6.2. General Modelling Framework

  • As in the case of Poisson regression, the Negative Binomial case is a GLM with the following link function: \[\begin{equation*} h(\lambda_i) = \log(\lambda_i) = \beta_0 + \beta_1 X_{i,1} + \dots + \beta_k X_{i,k}. \end{equation*}\]
  • Let \(\theta = \frac{1}{m}\).
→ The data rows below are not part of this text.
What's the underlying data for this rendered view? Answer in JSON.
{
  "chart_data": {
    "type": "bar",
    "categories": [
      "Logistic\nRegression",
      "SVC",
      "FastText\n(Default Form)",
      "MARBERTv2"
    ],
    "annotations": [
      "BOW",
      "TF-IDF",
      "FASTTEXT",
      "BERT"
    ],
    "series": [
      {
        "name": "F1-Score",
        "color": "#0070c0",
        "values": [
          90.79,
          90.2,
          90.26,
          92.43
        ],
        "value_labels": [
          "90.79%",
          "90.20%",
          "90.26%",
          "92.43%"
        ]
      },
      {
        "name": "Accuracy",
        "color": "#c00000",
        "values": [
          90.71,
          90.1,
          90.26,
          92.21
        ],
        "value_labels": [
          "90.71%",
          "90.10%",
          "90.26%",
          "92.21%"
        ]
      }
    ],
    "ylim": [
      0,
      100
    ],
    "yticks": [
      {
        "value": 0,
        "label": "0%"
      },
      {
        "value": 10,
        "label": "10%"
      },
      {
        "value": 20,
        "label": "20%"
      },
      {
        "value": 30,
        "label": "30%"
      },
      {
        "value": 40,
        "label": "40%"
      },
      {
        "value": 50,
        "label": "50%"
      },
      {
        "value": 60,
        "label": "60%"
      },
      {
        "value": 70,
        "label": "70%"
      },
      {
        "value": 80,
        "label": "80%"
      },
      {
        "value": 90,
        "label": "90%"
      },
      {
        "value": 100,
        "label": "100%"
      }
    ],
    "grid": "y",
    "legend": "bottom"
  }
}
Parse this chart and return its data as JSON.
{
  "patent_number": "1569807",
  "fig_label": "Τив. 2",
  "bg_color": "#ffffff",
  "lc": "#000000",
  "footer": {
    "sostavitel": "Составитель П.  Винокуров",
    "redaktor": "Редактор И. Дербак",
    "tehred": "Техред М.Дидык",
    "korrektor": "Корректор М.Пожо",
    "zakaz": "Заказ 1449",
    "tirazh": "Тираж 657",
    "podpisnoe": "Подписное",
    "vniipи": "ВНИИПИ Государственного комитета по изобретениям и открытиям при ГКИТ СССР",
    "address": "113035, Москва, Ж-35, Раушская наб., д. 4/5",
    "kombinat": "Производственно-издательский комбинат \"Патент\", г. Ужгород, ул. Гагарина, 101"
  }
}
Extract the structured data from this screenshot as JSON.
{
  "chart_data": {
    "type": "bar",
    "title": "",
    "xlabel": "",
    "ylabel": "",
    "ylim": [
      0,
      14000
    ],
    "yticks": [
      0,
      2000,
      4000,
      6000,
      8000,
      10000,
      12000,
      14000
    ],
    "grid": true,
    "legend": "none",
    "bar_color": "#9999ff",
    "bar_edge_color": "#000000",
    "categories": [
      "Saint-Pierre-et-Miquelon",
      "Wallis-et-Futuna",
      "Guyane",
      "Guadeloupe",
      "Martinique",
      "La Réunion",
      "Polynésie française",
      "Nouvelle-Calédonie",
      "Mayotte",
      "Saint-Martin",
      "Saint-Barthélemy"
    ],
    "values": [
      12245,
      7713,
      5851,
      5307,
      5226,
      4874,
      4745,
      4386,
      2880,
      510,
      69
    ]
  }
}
Then, Negative Binomial regression will assume the following variance: \[\begin{align*} \text{Var}(Y_i) = \lambda_i \left( 1 + \frac{\lambda_i}{m} \right) = \lambda_i + \theta \lambda_i^2. \end{align*}\]

6.3. Estimation

  • Via a training set of size \(n\) whose responses are independent counts \(Y_i\) (\(i = 1, \dots, n\)), we use maximum likelihood estimation to obtain \(\hat{\beta}_0, \hat{\beta}_1, \dots, \hat{\beta}_k, \hat{\theta}\).
  • To fit a Negative Binomial regression via R, we can use the function glm.nb() from package {MASS}.

Checking summaries!

iClicker Question

  • Under the context of this crab problem with overdispersion as assessed by the overdispersion test, suppose we use poisson_model_2 to perform inference on the response and regressors.
  • What is the consequence of using these underestimated standard errors compared to the ones from negative_binomial_model?

A. We are more prone to commit Type I errors (i.e., rejecting \(H_a\) when in fact it is true).

B. We are more prone to commit Type I errors (i.e., rejecting \(H_0\) when in fact it is true).

C. We are more prone to commit Type II errors (i.e., rejecting \(H_a\) when in fact it is true).

D. We are more prone to commit Type II errors (i.e., rejecting \(H_0\) when in fact it is true).